What is most fascinating about the way that the Almeida Greeks season is unfolding is that it is as interested in interrogating storytelling as much as stories. As with Aeschylus’ Oresteia and now Euripides’ Bakkhai, we’re being presented with striking new versions of these familiar tales which simultaneously make a case for why they have endured into a third millennium rather than complacently assuming they will just speak to modern audiences regardless.

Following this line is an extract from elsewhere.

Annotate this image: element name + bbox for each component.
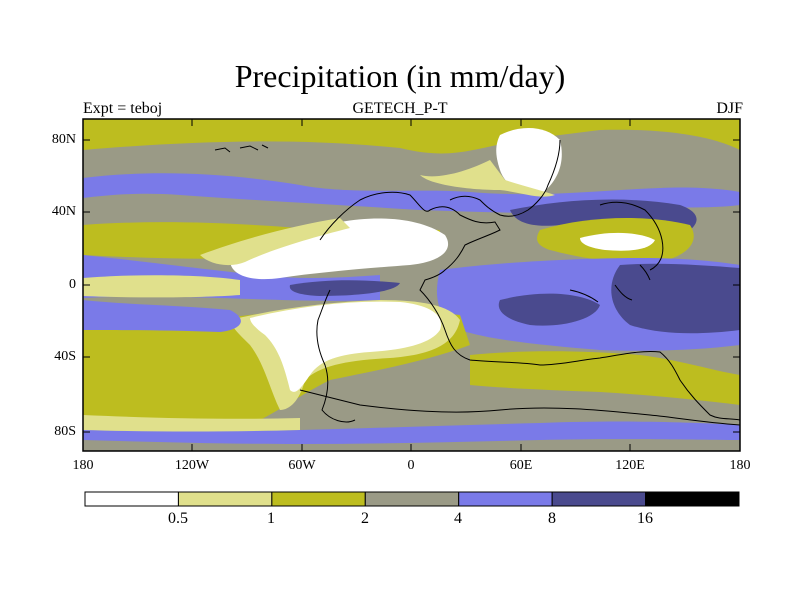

Robert Icke incisively opened up the domestic and legal ramifications of the House of Atreus in forensic detail. And now Anne Carson, following her version of Antigone for Ivo van Hove, and director James Macdonald position their Bakkhai deep in the recesses of folk memory, a guttural song passed from generation to generation with its cautionary tale of the consequences of leading society to defy convention. It is sure to be divisive but I have to say that I found it endlessly interesting.

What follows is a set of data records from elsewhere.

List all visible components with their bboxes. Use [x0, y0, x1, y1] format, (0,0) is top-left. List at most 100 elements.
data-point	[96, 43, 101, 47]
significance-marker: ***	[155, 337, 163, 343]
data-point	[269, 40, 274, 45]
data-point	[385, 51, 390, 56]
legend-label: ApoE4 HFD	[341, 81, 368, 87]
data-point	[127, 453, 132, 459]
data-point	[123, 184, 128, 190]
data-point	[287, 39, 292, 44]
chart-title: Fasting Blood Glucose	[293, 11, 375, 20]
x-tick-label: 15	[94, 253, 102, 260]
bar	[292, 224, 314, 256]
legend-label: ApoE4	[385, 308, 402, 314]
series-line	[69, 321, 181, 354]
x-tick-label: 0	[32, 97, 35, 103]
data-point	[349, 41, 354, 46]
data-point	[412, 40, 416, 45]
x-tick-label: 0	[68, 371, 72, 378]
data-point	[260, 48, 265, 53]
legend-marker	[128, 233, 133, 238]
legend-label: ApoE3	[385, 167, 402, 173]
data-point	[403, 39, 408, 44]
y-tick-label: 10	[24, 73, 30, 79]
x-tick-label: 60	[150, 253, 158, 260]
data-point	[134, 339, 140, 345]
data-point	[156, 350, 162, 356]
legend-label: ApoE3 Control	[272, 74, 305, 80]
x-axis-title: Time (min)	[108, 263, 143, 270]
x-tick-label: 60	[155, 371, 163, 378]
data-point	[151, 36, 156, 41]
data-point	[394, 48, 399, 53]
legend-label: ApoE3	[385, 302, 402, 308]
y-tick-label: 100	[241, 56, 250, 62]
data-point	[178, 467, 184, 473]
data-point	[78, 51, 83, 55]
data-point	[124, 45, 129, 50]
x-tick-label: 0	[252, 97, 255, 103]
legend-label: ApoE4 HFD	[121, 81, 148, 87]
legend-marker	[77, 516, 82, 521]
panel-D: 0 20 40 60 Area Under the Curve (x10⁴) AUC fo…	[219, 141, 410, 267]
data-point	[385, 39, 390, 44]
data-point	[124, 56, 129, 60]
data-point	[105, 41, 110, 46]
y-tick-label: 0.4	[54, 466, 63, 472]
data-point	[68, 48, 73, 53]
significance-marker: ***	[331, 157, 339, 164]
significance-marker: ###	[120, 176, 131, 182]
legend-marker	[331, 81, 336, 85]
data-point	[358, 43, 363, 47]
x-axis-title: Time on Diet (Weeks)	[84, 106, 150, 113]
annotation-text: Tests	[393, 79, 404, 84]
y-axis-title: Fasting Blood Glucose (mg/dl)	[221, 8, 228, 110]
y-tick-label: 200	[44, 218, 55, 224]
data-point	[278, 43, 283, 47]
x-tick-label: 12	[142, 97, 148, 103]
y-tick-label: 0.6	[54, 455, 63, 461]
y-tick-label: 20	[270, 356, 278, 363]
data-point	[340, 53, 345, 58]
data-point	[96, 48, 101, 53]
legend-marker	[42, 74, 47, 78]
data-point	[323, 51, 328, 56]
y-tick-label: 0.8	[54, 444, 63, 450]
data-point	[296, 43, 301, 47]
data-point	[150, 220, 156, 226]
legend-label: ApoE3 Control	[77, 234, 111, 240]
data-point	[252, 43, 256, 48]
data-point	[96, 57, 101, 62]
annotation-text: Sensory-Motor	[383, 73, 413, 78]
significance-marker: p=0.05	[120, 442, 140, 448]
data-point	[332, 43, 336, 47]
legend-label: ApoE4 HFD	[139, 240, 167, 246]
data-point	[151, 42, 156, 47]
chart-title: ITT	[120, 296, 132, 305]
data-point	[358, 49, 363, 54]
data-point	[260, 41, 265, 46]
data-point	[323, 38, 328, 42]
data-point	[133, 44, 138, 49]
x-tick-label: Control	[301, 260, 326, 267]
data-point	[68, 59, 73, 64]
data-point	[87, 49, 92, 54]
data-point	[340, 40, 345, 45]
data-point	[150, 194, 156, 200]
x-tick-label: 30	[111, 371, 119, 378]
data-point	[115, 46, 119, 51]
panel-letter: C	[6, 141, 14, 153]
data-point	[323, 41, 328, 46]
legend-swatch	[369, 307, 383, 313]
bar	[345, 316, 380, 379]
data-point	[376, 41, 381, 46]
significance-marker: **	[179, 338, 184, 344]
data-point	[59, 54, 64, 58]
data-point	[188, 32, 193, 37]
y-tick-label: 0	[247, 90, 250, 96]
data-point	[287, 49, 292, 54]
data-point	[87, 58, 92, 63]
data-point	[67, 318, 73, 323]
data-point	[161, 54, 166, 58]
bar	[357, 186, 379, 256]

Macdonald has adopted an ancient Greek performance style so that three actors share all the roles of the play supported by a fully vocal and integrated Chorus. Thus our expectations are toyed with and challenged – Ben Whishaw’s presence is as company member rather than outright star of the show and the full-bodied presence of the 10-strong Chorus in all their primal musicality and densely poetic fervour amplifies their significance to the telling of this story, their interjections dictating its flow.
Whishaw is indeed powerful as the vengeful god in both his manipulative human form and the god himself, lit superbly by Peter Mumford with his flickering hints of the divine but he’s equally touching as Teiresias or a servant recounting various horrors. For Dionysos is wreaking his revenge on a Thebes that has turned its back on him at the instigation of Pentheus, a wonderfully autocratic Bertie Carvel, who later gives an impassioned performance as his woe-begotten mother Agave, a stunning transformation.
And completely this trifecta is Kevin Harvey, no lesser known third wheel but an equally important part of the puzzle, especially as Pentheus’ grandfather Kadmos, wise but helpless and doomed to a world of anguish. Around them swirl the women of the Chorus, the Bakkhai themselves, delivering choral odes in Orlando Gough’s tangled and complex score in all its fierce and urgent power that very much beats to the sound of its own drum (or Melanie La Barrie’s beatboxing!).
The West End is full of famous faces doing predictable things with predictable dramas so it is pleasing to see other theatres and their companies contrasting that. Bakkhai is at times difficult, angular, strange but it is also playful (the Bakkhai’s continual physical evolution), sexy (Dionysos and Pentheus make sparks fly), heartfelt (Kadmos and Agave ‘s articulation of their pain is exquisite). Recommended.